Vestas’ order book was instrumental in these results. The company received 4.4 gigawatts (GW) of new turbine orders, with an average sales price of 1.10 million euros per megawatt (MW), bringing the total value of its orders to a record 28 billion euros. According to Vestas CEO Henrik Andersen, this influx of orders represents a strategic asset for the group in a high-demand sector, despite persistent financial challenges.

Vestas’ services, another solid pillar

Beyond turbine sales, Vestas continues to benefit from high demand for its maintenance, repair, and modernization services for wind turbines. Orders in this segment have reached 35.1 billion euros, further strengthening the company’s position in energy services, a crucial division for its future growth.

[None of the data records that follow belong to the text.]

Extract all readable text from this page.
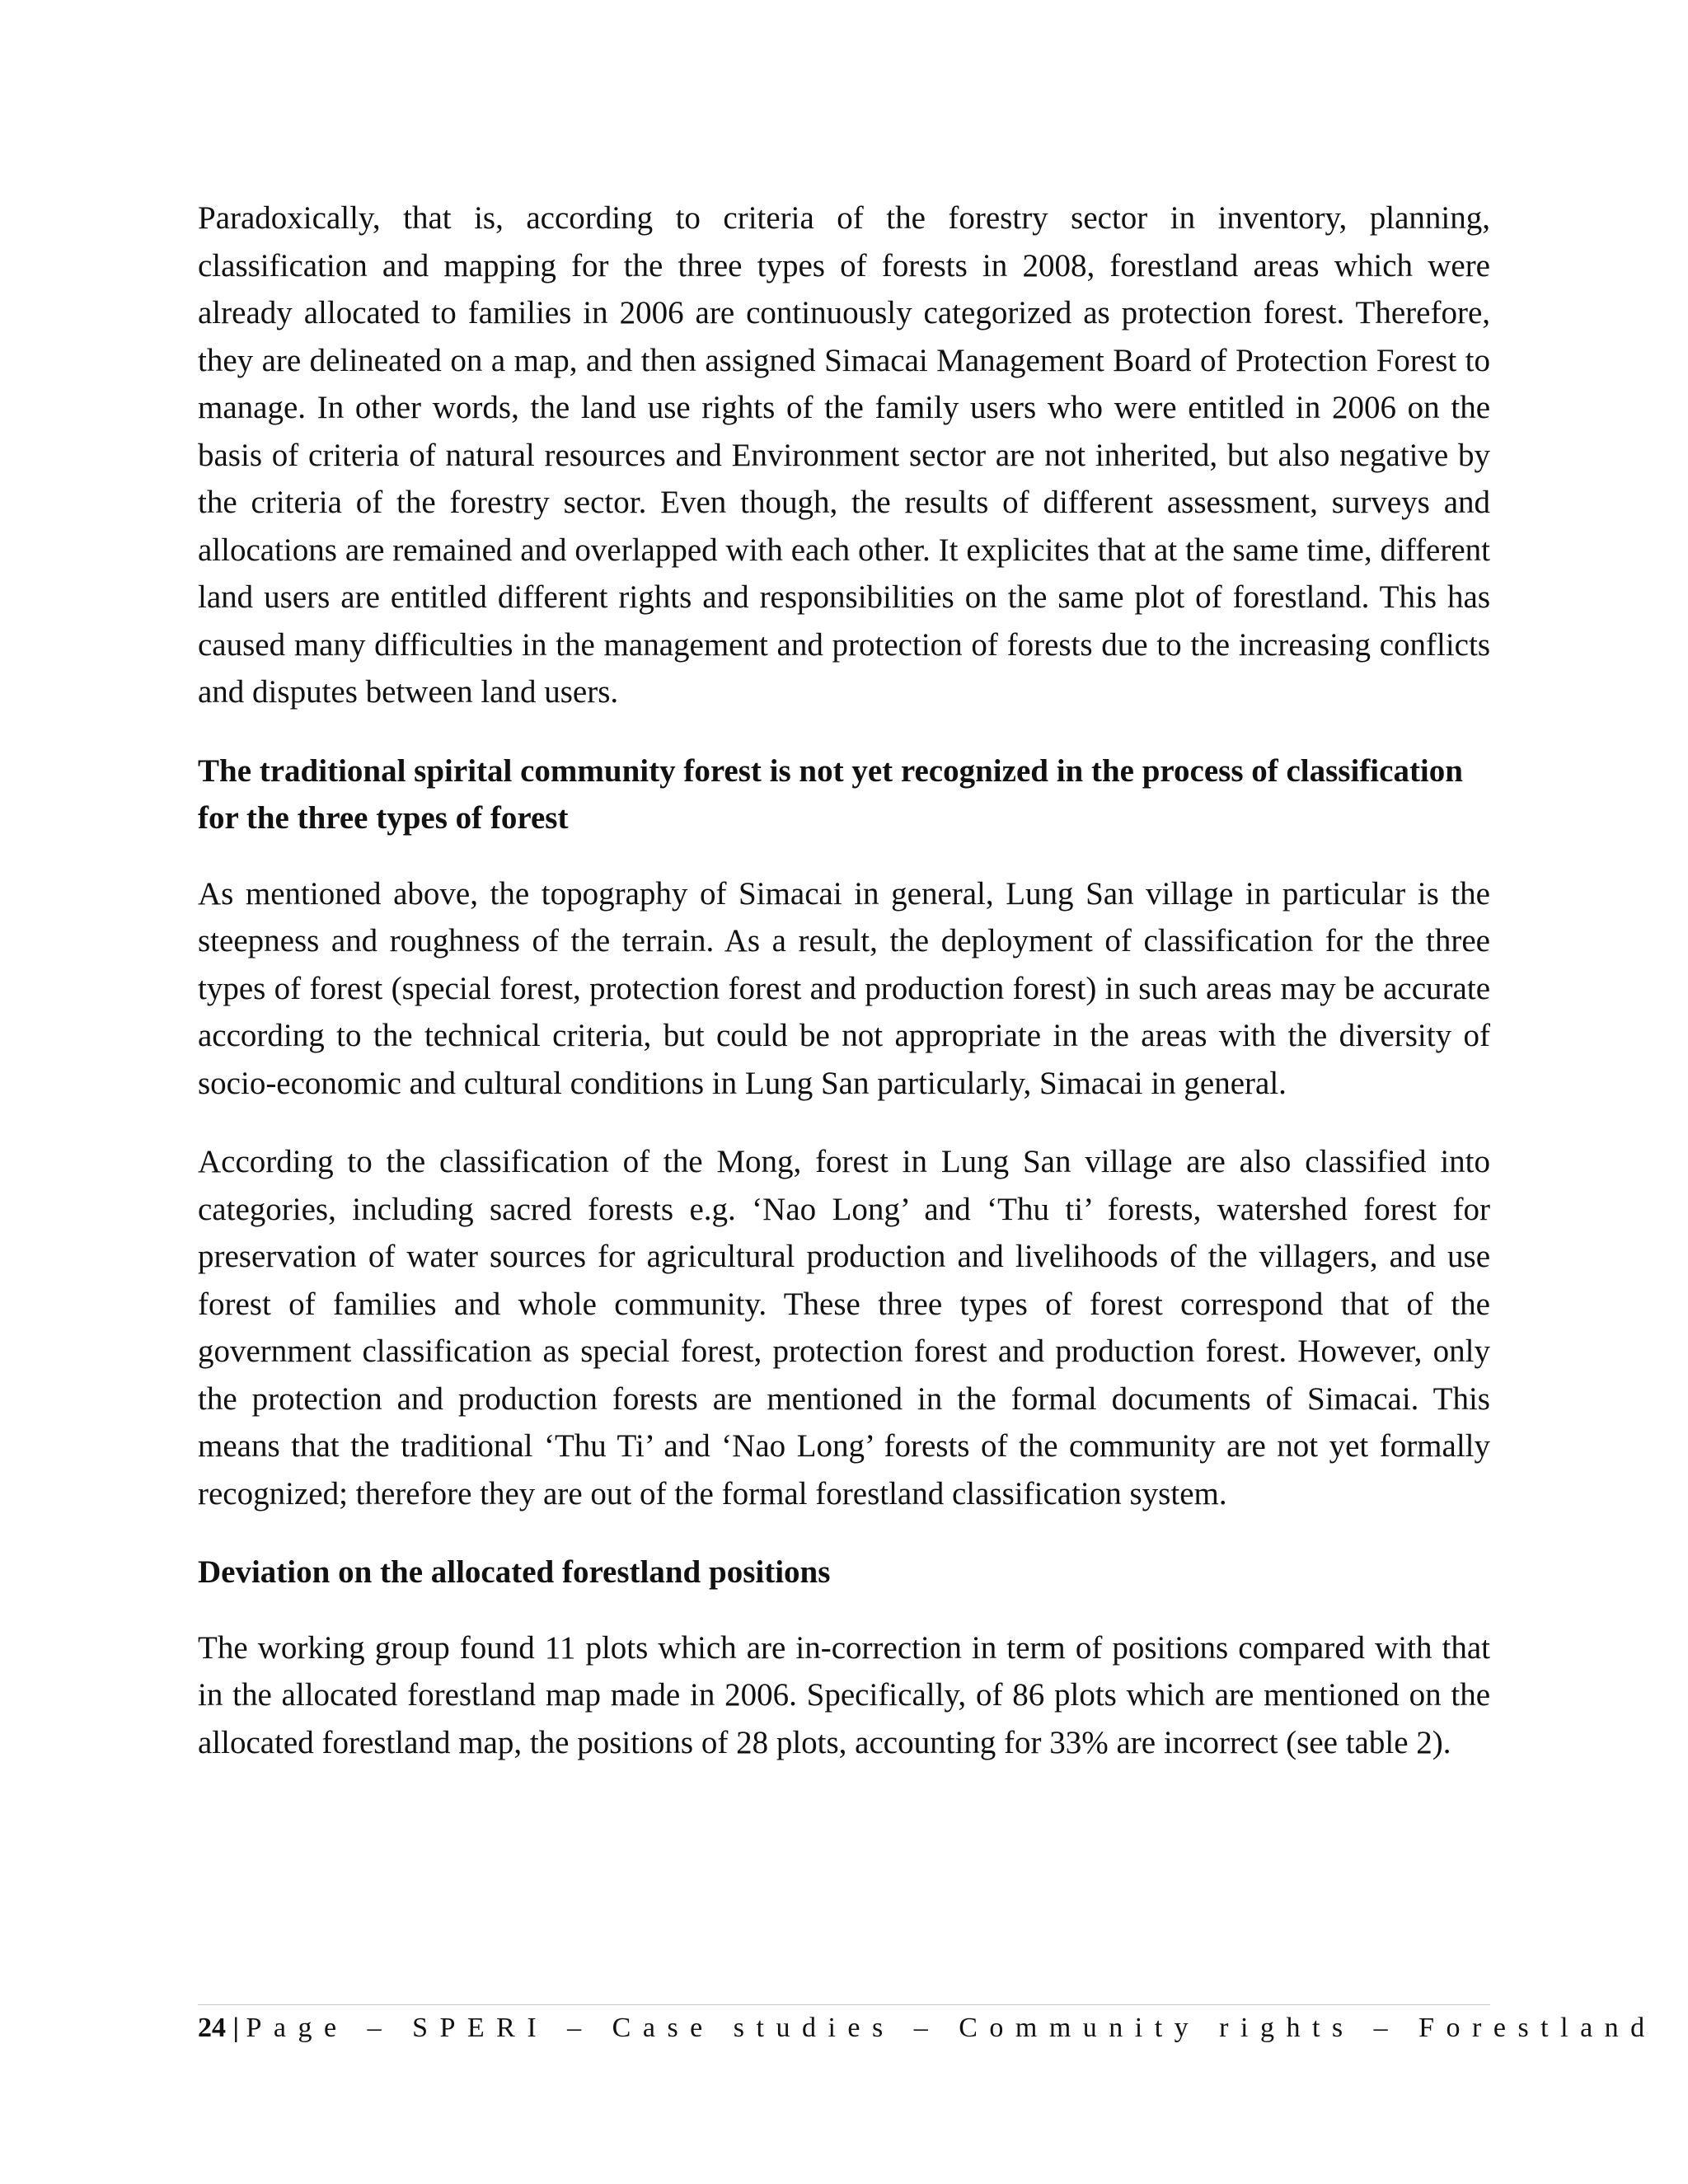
Paradoxically, that is, according to criteria of the forestry sector in inventory, planning, classification and mapping for the three types of forests in 2008, forestland areas which were already allocated to families in 2006 are continuously categorized as protection forest. Therefore, they are delineated on a map, and then assigned Simacai Management Board of Protection Forest to manage. In other words, the land use rights of the family users who were entitled in 2006 on the basis of criteria of natural resources and Environment sector are not inherited, but also negative by the criteria of the forestry sector. Even though, the results of different assessment, surveys and allocations are remained and overlapped with each other. It explicites that at the same time, different land users are entitled different rights and responsibilities on the same plot of forestland. This has caused many difficulties in the management and protection of forests due to the increasing conflicts and disputes between land users.

The traditional spirital community forest is not yet recognized in the process of classification for the three types of forest

As mentioned above, the topography of Simacai in general, Lung San village in particular is the steepness and roughness of the terrain. As a result, the deployment of classification for the three types of forest (special forest, protection forest and production forest) in such areas may be accurate according to the technical criteria, but could be not appropriate in the areas with the diversity of socio-economic and cultural conditions in Lung San particularly, Simacai in general.

According to the classification of the Mong, forest in Lung San village are also classified into categories, including sacred forests e.g. ‘Nao Long’ and ‘Thu ti’ forests, watershed forest for preservation of water sources for agricultural production and livelihoods of the villagers, and use forest of families and whole community. These three types of forest correspond that of the government classification as special forest, protection forest and production forest. However, only the protection and production forests are mentioned in the formal documents of Simacai. This means that the traditional ‘Thu Ti’ and ‘Nao Long’ forests of the community are not yet formally recognized; therefore they are out of the formal forestland classification system.

Deviation on the allocated forestland positions

The working group found 11 plots which are in-correction in term of positions compared with that in the allocated forestland map made in 2006. Specifically, of 86 plots which are mentioned on the allocated forestland map, the positions of 28 plots, accounting for 33% are incorrect (see table 2).

24 | Page – SPERI – Case studies – Community rights – Forestland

However, profit margins in this segment have grown more slowly than expected. This situation is primarily due to rising costs in Europe and America, as reflected in Vestas’ quarterly report. Inflationary pressures on raw materials and labor costs are affecting the company’s profit margins, a hurdle that may persist in the coming months.

Annual forecasts maintained despite challenges

Despite these factors, Vestas has not altered its forecasts for the full year 2024, anticipating revenues between 16.5 and 17.5 billion euros, although the group has indicated that this amount could be at the lower end of this range. This forecast stability comes despite the 225 million euros in impairments announced in the second quarter, resulting from significant investments and restructuring in some activities.

This cautious stance, however, did not reassure investors, and Vestas’ shares recorded a notable 11% drop on the Copenhagen Stock Exchange. This decline is due to market expectations, which hoped for an improvement in short-term financial prospects, in a general market downtrend of 2%.

A future supported by growing demand for renewable energy

The renewable energy sector, which is rapidly expanding, offers favorable long-term prospects for Vestas. Although operational costs are rising, the global demand for sustainable and renewable energy solutions is expected to keep investment levels high. As governments and companies move towards energy transition, Vestas seems well-positioned to capitalize on this growing demand, particularly in the European and American markets, where regulations support the rise of renewable energy.